04 março, 2009

GUERRA E PAZ

Batalha de Borodino

Quando, com 13 ou 14 anos, li os Miseráveis, percebi que já não era uma criança. Os Miseráveis não é literatura infantil. Nesse sentido, o livro foi uma espécie de ritual de passagem.

Eu sempre quis ler o Guerra e Paz mas também fui sempre adiando a sua leitura. Dizia sempre que era para ler na tranquilidade da velhice com uma lareira à frente e um gato ao colo. Ou seja, do mesmo modo que ler os Miseráveis representaria a entrada na adolescência, Guerra e Paz seria a entrada na plena maturidade.

Só que há um belíssimo ensaio de Berlin dedicado a Tolstoi chamado O Ouriço e a Raposa que, não sendo exclusivamente sobre Tolstoi, tem praticamente o autor russo como centro e, principalmente, a sua Opus Magnum: Guerra e Paz.
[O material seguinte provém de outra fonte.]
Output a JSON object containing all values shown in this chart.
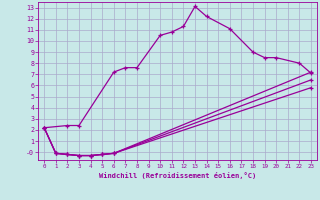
{
  "xlabel": "Windchill (Refroidissement éolien,°C)",
  "background_color": "#c8e8e8",
  "grid_color": "#aaaacc",
  "line_color": "#990099",
  "xlim": [
    -0.5,
    23.5
  ],
  "ylim": [
    -0.7,
    13.5
  ],
  "xticks": [
    0,
    1,
    2,
    3,
    4,
    5,
    6,
    7,
    8,
    9,
    10,
    11,
    12,
    13,
    14,
    15,
    16,
    17,
    18,
    19,
    20,
    21,
    22,
    23
  ],
  "yticks": [
    0,
    1,
    2,
    3,
    4,
    5,
    6,
    7,
    8,
    9,
    10,
    11,
    12,
    13
  ],
  "ytick_labels": [
    "-0",
    "1",
    "2",
    "3",
    "4",
    "5",
    "6",
    "7",
    "8",
    "9",
    "10",
    "11",
    "12",
    "13"
  ],
  "line1_x": [
    0,
    2,
    3,
    6,
    7,
    8,
    10,
    11,
    12,
    13,
    14,
    16,
    18,
    19,
    20,
    22,
    23
  ],
  "line1_y": [
    2.2,
    2.4,
    2.4,
    7.2,
    7.6,
    7.6,
    10.5,
    10.8,
    11.3,
    13.1,
    12.2,
    11.1,
    9.0,
    8.5,
    8.5,
    8.0,
    7.1
  ],
  "line2_x": [
    0,
    1,
    2,
    3,
    4,
    5,
    6,
    23
  ],
  "line2_y": [
    2.2,
    -0.1,
    -0.2,
    -0.3,
    -0.3,
    -0.2,
    -0.1,
    7.2
  ],
  "line3_x": [
    0,
    1,
    2,
    3,
    4,
    5,
    6,
    23
  ],
  "line3_y": [
    2.2,
    -0.1,
    -0.2,
    -0.3,
    -0.3,
    -0.2,
    -0.1,
    6.5
  ],
  "line4_x": [
    0,
    1,
    2,
    3,
    4,
    5,
    6,
    23
  ],
  "line4_y": [
    2.2,
    -0.1,
    -0.2,
    -0.3,
    -0.3,
    -0.2,
    -0.1,
    5.8
  ]
}
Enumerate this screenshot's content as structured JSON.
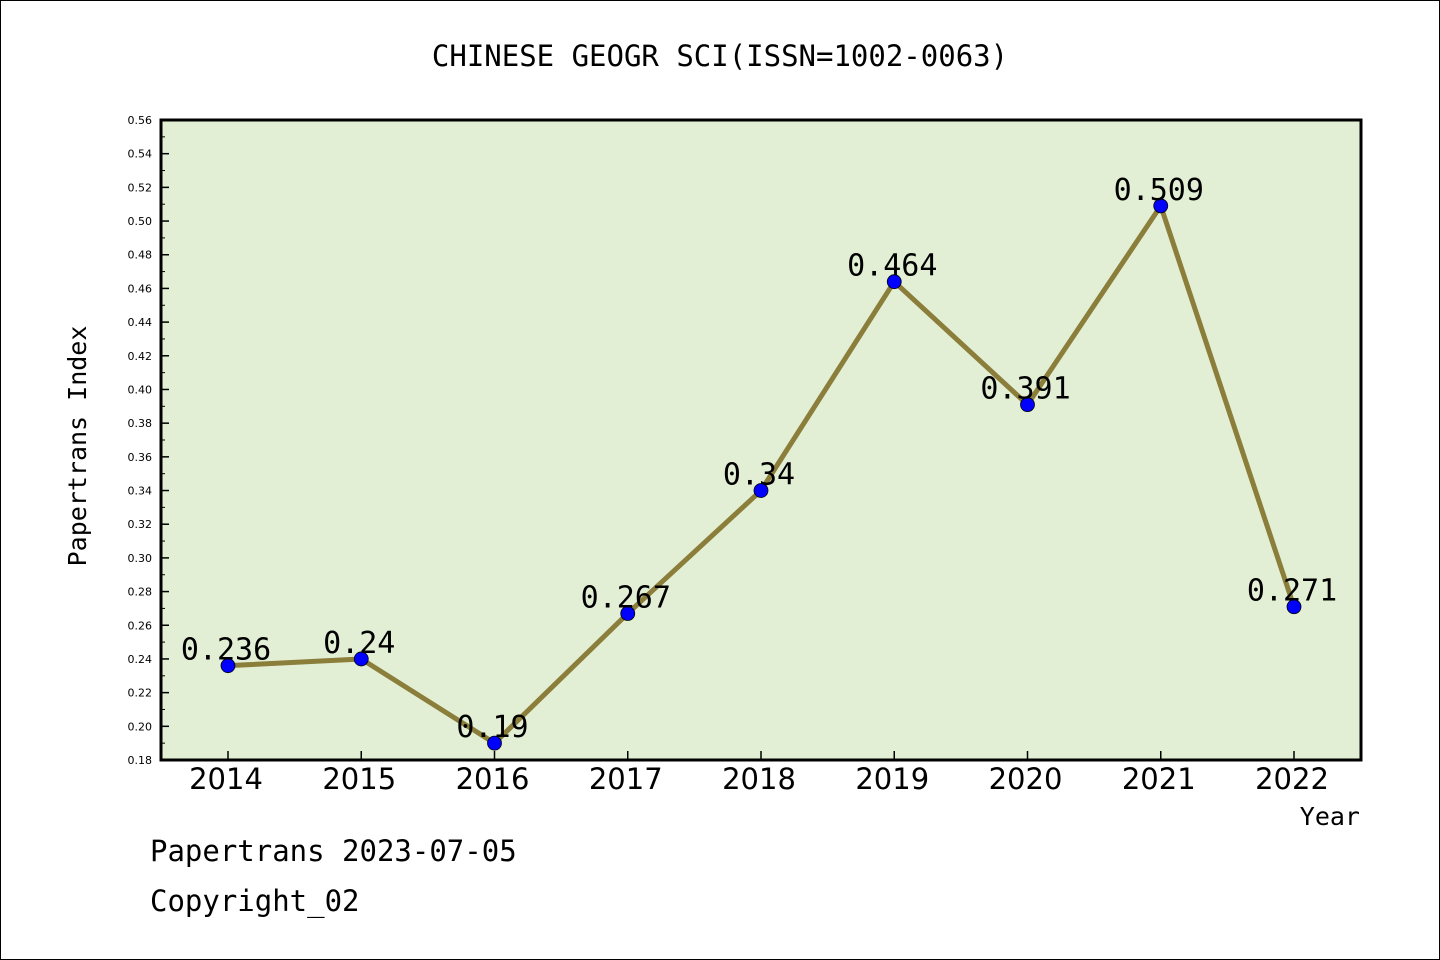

Alterei, por isso, os meus planos e decidi ler ainda antes de chegar à reforma. Acabei de receber os dois primeiros volumes, as primeiras 800 páginas. Vou começar hoje. Não há como fugir disto: já sou mesmo um homenzinho.

6 comentários:

pmramires disse...

Epá como é que adivinhou? Está em 3º no Evereste erguido sobre a mesinha de cabeceira. Se bem que tal posição não garanta nada. Basicamente, ainda não o li porque tenho medo dele. É muito grande e muito pesado e, por norma, tenho medo de coisas grandes e pesadas; principalmente quando tenho que andar com elas na mochila.
Por acaso, nunca tive essa ideia de apenas ler o 'Guerra e Paz' quando fosse velhote. Mas, como não pode deixar de ser, não se pode ter tudo e, por exemplo, não só nunca li uma linhinha de 'Os Miseráveis', como nunca o tive na mão; e do Vítor Hugo só li um livrinho (mesmo livrinho) de poemas.

Ega disse...

É demasiado arriscado deixar uma obra destas para mais tarde.

Aliás, nenhum clássico pode ser deixado para mais tarde, sob pena de perdermos a possibilidade de o lermos. E isso é imperdoável.

Abraço e boa leitura.

P.S.: espero que tenha um bloco de notas à mão...

addiragram disse...

Boa! Li-a ainda em casa dos meus pais,lá pelos 17,18 anos. Mas acho que, se tivesse ...tempo, leria de novo.

José Borges disse...

Engraçado, aproveitei as férias do Carnaval para ler o «Guerra e Paz», claro que não fiz mais nada. Foi estranho nos dias seguintes a ter terminado a obra não ter mais notícias do extraordinário Pierre, por exemplo.

Concordo com o Ega, os clássicos são de leitura urgente, embora, exceptuando raros casos de grande compreensão precoce, seja como o direito de voto: a sua leitura só deve aconter depois de uma certa maturidade intelectual. Eu arrisquei, correu bem. De qualquer modo estamos a falar de um russo, e não há nada como os russos na literatura.

Do Vitor Hugo li em pequeno «O último dia de um condenado» e foi muito importante para mim, mas não voltei a pegar no autor. Tempus fugit...

josealbergaria disse...

As opções de leitura e do tempo de as fazer são a coisa mais desconcertante, que conheço.
Faz tempos, li uma entrevista em que o grande escritor mexicano Carlos Fuentes, homem entrado na idade,dizia que "nunca tinha lido o Quixote". Não quiz acreditar, mas o homem explicou-se...Cada um explica as suas leituras, o tempo em que as fez e, pode acontecer, anuncia quando as irá fazer.
Na última LER vem uma entrevista, sobre este tema, do cartoonista Luís Afonso,deveras...
"desconcertante".
JA

jl disse...

Alguém falou em clássicos... e com razão.

Para ler quando fosse mais crescido?
Isso é para reler, que é o que estou a pensar fazer daqui a pouco, que já cheguei a essa fase.

Mas devo confessar que, salvo raras excepções, de livros grandes só não me causam qualquer espécie de apreensão as enciclopédias.